A former head of France's foreign intelligence service will face trial for complicity in attempted extortion, after a businessman accused agents of trying to squeeze him for €15 million.
Bernard Bajolet, who led the DGSE spy agency from 2013 to 2017, must appear in a criminal court outside Paris, a judge said, in an October 23 ruling seen by Agence France-Presse (AFP), on Tuesday, October 29.
He will face a charge of arbitrarily infringing on individual freedom as a holder of public office. There was "sufficient evidence" that Bajolet was involved "by giving instructions to enter into a conversation" in which it was "more than likely that pressure would be applied," the judge found.

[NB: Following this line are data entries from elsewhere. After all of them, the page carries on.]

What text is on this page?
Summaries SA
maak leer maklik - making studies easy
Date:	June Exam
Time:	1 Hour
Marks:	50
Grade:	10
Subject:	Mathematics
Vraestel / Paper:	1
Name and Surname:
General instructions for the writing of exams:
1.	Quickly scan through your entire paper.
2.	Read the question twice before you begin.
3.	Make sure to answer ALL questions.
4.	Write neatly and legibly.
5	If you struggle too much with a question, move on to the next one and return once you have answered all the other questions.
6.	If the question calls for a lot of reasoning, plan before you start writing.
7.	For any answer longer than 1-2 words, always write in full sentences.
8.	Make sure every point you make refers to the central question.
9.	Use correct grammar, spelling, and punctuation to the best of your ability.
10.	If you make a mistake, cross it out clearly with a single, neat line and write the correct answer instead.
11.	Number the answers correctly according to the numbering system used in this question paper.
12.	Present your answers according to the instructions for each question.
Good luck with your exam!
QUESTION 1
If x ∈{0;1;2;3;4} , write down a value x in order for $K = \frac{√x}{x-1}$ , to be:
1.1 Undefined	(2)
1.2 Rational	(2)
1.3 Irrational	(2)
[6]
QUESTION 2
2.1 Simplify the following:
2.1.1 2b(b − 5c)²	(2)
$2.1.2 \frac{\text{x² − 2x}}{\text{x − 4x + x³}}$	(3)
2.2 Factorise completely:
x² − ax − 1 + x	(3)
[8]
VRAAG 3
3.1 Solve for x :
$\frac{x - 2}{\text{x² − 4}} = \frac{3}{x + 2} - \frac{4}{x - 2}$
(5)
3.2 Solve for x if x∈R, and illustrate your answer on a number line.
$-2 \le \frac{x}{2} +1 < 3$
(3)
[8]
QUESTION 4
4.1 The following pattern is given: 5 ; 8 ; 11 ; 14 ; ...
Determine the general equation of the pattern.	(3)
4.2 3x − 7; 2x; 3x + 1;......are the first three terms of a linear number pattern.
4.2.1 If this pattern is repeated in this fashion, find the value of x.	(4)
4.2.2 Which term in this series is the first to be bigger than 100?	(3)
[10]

The case focuses on a conversation at Paris's Charles de Gaulle airport between two agents and businessman Alain Dumenil, a longstanding bugbear of the DGSE. Dumenil, a French-Swiss dual national involved in numerous legal cases and business disputes, was stopped by police as he prepared to embark on a flight to Geneva in March 2016.
They brought him to the airport police station where two plain-clothes DGSE agents told him he must reimburse the French state €15 million ($16.2 million). The sum stems from a transaction the DGSE entered into with Dumenil, in the late 2000s.
In a practice aimed at shielding the agency from the risk of foreign occupation or other harm to the government, the spy outfit runs a business empire partly hidden from public or parliamentary scrutiny. Security sources have told AFP that the precise size of the DGSE's holdings is not officially known.
One company in which the DGSE and Dumenil had both invested was put into administration, while Dumenil himself was later charged over his own bankruptcy. Since then, the agency has insisted the businessman owes it the €15 million sum, which includes €3 million of interest.
Dumenil claims that, during the 2016 encounter, the DGSE agents threatened him in a bid to recover the money, including by showing him pictures of himself and his family in both Switzerland and Britain. They left when he said he would file a criminal complaint, he added.
Barjolet told the investigating magistrate that he agreed only to his agents interviewing Dumenil at the airport, but did not give detailed instructions as to its content.
"Beyond the trial of Bernard Bajolet, this will be the trial of the DGSE and the twisting of its work to private ends," Dumenil's lawyers William Bourdon and Nicolas Huc-Morel said in a statement after the judge's ruling.
The DGSE declined to comment on an open legal case.